Batılılaşma sevdasından maalesef. Çocuklarımızın karnı obez oluncaya kadar doydu ama beyni, ruhu, aklı aç kaldı. Çocuklarımıza Allah, peygamber, din, ahlâk, edep öğretmekte geri kaldık. Öncelikli olarak dinin emirlerini bilen, edepli, İslâm’la ahlâklanmış bir nesil yetiştirilmelidir. Bizim yetiştiremediğimiz o nesil, telefon, televizyon ve bilgisayarla bizden ne yazık ki çalınmıştır. Ailelerimize göz dikenler, filmlerle, çizgi filmlerle ve dizilerle yuvalarımızı darmadağın etmiş. Maalesef ki bunların bir sonucu olarak, yuvalarımızda sevgi, saygı, acıma, merhamet, edep, haya kalmadı. Evet biz gençlere, çocuklara bir şeyler veremedik, bir ideal aşılayamadık. Biliyorsunuz ki ülkemizde bir döneme kadar din, ahlâk, edep öğretmek suç sayılmıştı. Bunun sonucu olarak da edepten, hayadan yoksun bir nesil yetişti. Bir zamanlar yapmış olduğum programda huzurevinden üç yaşlı amcayı konuk ettik. Ağlaya ağlaya hikâyelerini anlattılar, şimdilerde doktor, mühendisi, öğretmen olan evlatlarından maalesef ki şikayet ettiler. Program sonunda onlara şunu dedim “Sizi evlerine sığdıramayan evlatlarınızı siz büyütüp, yetiştirmediniz mi? Gerçekten onlara ahlâk olarak, eğitim olarak ne verdiniz de onlar alamadı? Nasıl olsun istediniz de onlar olmadı?” Şunu unutmayalım ki her insan ektiğini biçecektir. Biz büyüklerimize yaşlılarımıza nasıl davranıyorsak ilerde bize de aynı şekilde davranılacaktır.
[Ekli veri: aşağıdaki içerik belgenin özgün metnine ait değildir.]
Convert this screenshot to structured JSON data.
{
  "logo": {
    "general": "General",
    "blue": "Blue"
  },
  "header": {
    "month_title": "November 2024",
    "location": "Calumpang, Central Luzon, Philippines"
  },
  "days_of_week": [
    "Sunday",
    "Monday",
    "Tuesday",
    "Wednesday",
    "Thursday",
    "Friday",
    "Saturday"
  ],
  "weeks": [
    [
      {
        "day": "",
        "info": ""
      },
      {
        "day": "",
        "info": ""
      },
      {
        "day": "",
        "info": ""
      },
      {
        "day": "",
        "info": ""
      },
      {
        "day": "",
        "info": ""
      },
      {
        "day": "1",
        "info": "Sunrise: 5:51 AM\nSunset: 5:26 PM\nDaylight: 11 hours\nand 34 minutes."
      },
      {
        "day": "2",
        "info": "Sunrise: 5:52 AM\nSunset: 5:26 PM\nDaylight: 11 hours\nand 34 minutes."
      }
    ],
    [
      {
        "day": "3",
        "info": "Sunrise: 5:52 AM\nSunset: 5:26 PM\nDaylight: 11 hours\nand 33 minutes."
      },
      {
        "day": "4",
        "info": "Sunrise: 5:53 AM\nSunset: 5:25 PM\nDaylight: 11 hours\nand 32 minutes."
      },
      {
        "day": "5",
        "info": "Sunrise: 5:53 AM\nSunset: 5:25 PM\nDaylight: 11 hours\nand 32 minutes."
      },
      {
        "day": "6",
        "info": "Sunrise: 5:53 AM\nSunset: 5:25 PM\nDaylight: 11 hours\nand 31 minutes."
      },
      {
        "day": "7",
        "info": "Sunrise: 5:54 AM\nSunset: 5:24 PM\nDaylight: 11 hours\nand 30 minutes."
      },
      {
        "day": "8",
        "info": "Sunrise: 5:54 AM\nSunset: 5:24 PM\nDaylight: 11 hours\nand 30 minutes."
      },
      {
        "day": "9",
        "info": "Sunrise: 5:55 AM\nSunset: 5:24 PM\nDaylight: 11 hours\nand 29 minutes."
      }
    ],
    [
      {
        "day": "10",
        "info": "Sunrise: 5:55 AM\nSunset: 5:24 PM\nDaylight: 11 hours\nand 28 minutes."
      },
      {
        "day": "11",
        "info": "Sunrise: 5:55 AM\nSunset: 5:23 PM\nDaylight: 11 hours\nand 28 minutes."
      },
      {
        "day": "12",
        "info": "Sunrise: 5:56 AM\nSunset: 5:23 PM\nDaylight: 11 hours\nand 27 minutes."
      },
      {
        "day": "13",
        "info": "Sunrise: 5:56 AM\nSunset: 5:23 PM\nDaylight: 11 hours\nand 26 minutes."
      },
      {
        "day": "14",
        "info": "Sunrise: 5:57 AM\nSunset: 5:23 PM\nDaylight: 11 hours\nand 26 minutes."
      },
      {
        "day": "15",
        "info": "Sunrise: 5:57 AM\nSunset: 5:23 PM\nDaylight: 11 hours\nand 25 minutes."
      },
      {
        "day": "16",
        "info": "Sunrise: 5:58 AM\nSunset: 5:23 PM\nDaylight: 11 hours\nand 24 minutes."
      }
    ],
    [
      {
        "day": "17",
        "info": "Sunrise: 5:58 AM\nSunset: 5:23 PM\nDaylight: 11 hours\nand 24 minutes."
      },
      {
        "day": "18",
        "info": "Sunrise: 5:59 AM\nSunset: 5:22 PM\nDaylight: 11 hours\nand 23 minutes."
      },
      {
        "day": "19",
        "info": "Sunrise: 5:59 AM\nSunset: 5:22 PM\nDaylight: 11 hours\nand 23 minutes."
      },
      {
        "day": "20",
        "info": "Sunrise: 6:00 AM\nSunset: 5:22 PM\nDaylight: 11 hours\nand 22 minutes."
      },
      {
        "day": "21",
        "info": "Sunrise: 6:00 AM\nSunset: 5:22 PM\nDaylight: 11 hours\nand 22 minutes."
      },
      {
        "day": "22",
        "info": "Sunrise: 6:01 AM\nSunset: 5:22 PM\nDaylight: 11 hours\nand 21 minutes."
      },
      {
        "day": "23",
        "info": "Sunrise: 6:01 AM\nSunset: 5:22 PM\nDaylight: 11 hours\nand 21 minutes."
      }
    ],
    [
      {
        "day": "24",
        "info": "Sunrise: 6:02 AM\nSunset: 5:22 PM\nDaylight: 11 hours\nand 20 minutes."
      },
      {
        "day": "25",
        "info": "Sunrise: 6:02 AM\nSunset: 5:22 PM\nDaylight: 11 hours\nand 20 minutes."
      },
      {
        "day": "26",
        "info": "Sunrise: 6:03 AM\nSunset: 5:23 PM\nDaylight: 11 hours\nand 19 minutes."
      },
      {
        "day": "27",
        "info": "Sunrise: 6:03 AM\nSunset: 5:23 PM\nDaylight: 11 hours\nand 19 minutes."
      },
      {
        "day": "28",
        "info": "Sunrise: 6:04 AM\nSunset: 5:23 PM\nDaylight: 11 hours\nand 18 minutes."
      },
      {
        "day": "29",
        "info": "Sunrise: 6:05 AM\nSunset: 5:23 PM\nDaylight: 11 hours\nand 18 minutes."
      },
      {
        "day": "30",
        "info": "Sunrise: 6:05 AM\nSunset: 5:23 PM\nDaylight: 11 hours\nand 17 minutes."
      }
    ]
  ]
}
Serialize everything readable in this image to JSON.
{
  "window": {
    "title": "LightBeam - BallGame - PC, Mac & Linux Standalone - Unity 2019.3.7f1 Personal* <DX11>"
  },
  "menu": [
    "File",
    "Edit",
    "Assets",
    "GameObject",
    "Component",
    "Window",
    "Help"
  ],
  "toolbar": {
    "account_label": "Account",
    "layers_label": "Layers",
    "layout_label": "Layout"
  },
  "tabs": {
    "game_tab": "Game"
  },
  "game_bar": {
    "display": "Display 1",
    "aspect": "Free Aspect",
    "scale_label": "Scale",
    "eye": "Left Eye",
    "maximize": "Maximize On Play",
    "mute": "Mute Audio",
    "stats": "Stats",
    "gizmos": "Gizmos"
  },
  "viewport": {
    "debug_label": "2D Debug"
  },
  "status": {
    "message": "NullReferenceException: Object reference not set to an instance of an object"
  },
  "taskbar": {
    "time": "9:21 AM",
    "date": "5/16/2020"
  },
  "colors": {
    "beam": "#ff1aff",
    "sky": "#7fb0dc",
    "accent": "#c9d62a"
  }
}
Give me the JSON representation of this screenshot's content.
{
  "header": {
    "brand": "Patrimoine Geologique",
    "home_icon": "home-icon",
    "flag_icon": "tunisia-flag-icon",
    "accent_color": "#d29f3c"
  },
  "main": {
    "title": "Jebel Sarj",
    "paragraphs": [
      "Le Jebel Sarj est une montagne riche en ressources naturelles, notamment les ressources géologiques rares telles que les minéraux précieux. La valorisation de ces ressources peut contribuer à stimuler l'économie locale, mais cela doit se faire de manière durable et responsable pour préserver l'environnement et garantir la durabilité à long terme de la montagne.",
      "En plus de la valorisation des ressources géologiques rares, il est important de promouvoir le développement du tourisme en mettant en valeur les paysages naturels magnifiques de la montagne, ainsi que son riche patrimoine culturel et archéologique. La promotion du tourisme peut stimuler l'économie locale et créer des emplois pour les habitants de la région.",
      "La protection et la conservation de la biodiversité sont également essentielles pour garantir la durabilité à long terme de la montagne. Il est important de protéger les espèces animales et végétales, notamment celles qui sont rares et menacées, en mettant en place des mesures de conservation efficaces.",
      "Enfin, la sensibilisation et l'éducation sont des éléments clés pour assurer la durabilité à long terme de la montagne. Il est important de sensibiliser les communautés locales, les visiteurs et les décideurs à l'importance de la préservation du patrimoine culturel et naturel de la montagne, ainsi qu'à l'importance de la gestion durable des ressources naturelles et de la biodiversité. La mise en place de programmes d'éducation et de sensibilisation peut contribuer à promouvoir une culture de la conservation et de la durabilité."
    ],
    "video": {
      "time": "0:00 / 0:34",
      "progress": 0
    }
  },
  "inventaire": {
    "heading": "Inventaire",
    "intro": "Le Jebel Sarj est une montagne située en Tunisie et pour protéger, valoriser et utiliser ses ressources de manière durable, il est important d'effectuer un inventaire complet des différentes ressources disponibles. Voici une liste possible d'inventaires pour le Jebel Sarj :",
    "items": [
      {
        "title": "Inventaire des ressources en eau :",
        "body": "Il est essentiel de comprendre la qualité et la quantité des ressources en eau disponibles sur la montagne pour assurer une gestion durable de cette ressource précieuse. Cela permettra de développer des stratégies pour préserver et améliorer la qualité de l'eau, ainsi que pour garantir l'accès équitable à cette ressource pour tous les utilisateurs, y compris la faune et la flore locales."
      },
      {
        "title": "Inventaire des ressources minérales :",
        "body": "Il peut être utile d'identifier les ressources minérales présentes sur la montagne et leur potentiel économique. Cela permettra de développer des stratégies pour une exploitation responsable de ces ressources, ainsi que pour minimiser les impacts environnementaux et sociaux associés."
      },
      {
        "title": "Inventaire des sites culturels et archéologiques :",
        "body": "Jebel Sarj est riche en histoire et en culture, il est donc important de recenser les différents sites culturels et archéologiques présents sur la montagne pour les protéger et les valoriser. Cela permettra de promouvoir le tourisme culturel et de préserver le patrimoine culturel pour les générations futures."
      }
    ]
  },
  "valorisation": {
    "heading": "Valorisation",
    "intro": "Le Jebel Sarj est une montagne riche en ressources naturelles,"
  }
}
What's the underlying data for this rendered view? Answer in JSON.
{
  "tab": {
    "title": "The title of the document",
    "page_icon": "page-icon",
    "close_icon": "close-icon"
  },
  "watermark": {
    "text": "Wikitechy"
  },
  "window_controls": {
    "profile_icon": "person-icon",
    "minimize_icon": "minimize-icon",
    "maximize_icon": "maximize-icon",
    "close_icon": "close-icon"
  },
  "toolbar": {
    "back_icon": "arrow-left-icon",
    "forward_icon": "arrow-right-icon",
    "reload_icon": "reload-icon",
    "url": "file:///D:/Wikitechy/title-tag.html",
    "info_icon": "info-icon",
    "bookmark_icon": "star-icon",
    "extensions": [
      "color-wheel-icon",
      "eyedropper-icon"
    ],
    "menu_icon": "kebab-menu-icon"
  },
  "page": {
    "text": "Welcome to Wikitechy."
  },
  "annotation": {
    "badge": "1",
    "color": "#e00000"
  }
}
Bu hadisle de sabittir.
Son olarak neler söylemek istersiniz Mustafa Bey?
Maalesef öyle olaylar oluyor ki gazetelerde, televizyonlarda sıkça görür olduk. Parası, malı için kendi evlatlarınca ya da akrabası tarafında katledilenler oluyor. Bu ne acı değil mi? İnsanlık açısından, inancımız açısından, kültürümüz açısından da ne kadar yazık değil mi ? Yakışıyor mu bizim gibi bir millete? Artık yaşlı ana babaya Allah rızası için değil, sırası geldiği için bakılıyor, iç acıtıcı değil mi? Maalesef ana babasına ücretle bakan nice insanlar da var. Söylenecek tek söz bunlar insanlığa da Müslümanlığa da yakışmıyor. Bizim yaşlılara karşı görevlerimizi var. Yaşlılar ilgi bekler ve en çok korktukları şey ise yalnızlık, ilgisizliktir. Bu korkuyu onlara tattırmamak lazım. Bakınız yaşlılarımız ölse bile bizim onlara görevlerimiz bitmiyor. Borçlarını ödemek gibi vasiyetleri varsa yerine getirilmeli, arkalarından bol bol dua edip, hayırla yad edilmeliyiz.